Golf may be regarded as a gentlemen’s game in which players report their own rules violations and the disputes between competitors are resolved in private. That’s gone out the window for now, all because of a two-stroke penalty called on Patrick Reed following a bunker shot in a December 2019 tournament.
Reed said he didn’t think he’d done anything wrong at the time, but he accepted the penalty after seeing the video of the shot in question. That wasn’t good enough for a TV analyst who accused Reed of cheating.

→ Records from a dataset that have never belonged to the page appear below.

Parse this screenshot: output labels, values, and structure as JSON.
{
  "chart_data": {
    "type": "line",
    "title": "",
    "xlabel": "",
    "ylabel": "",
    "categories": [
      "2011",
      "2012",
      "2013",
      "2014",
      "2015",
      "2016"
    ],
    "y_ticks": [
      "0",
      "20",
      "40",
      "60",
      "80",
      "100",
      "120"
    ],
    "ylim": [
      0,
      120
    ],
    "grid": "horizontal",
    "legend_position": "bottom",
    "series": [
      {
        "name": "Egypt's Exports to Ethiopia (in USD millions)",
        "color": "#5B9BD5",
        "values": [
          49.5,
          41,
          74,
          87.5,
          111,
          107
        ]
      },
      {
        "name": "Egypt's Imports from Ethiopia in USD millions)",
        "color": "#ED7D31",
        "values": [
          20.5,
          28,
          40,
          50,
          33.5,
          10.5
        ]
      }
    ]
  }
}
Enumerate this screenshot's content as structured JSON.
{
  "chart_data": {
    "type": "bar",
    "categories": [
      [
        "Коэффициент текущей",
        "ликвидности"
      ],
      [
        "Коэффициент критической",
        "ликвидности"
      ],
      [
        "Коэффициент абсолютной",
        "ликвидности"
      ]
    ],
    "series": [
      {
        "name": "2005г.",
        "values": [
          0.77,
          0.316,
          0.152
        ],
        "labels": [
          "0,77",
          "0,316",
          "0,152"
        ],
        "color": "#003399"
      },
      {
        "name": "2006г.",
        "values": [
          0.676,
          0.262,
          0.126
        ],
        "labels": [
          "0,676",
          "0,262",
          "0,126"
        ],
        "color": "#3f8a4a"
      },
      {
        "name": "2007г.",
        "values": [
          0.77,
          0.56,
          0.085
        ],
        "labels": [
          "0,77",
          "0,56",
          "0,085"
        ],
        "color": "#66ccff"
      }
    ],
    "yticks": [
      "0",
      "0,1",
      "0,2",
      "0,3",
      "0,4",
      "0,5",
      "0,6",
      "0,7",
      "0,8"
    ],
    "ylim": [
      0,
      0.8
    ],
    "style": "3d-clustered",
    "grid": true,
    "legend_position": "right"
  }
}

Just when that controversy died down under the threat of a civil lawsuit, a new critic of the 2018 Masters champion emerged. This time the volume has been raised to “10” because the heat is coming from Brooks Koepka, one of the best players in the world.
A bunker shot turns into a big story in golf
Patrick Reed was playing in the third round of the Hero World Challenge in the Bahamas last December when he hit into a bunker on the 11th hole. While taking two practice swings, he committed a rules infraction by displacing a small amount of sand from behind the ball.
Reed felt that a better camera angle would have shown that the sand that he moved wouldn’t have had any effect on his shot, but he accepted the penalty that changed his score for the hole from a bogey to a triple-bogey and turned a round of 72 to a 74.
That may have been a $750,000 mistake because Reed finished two shots behind winner Henrik Stenson. It got worse for the 29-year-old Texan because TV analyst Brandel Chamblee told a Golf Channel audience “To defend what Patrick Reed did is to defend cheating.”
Shortly after that comment, an attorney for Reed has sent a cease-and-desist letter to Chamblee demanding that he stop insinuating that his client had cheated.
Brooks Koepka ridicules Patrick Reed
It’s one thing when a TV commentator criticizes the 14th-ranked player in the world. It’s quite another when the No. 2 player in the world agrees that there was something untoward in what Patrick Reed did in the Bahamas.
“Uh, yeah. I think, yeah, yeah,” Brooks Koepka said. “I don’t know what he was doing, building sandcastles in the sand, but you know where your club is.”
Koepka equated the situation to the Houston Astros’ sign-stealing scandal, saying that players always know the rules and that integrity must mean something. He faults himself for not calling out past instances he’s seen by others on the course.
“It goes on a little bit more than people think. … I haven’t opened my mouth,” he said. “But now if I saw it, just because of where I’m at in the game, the stature that I have, I would definitely say something.”
Will Patrick Reed fire back at his latest critic?
Patrick Reed is in a difficult situation because he’ll be pestered with a fresh round of questions from reporters at upcoming tournaments. Answering the questions will prompt new stories to be written and will continue to remind fans of a story he’d like to put behind him.
TV analyst Brandel Chamblee had said he wasn’t going to be intimidated by the threat of a lawsuit, and the tactic would be even less likely to spook Brooks Koepka, who has collected more than $30.3 million since in prize money since turning pro in 2012 in addition to endorsement income.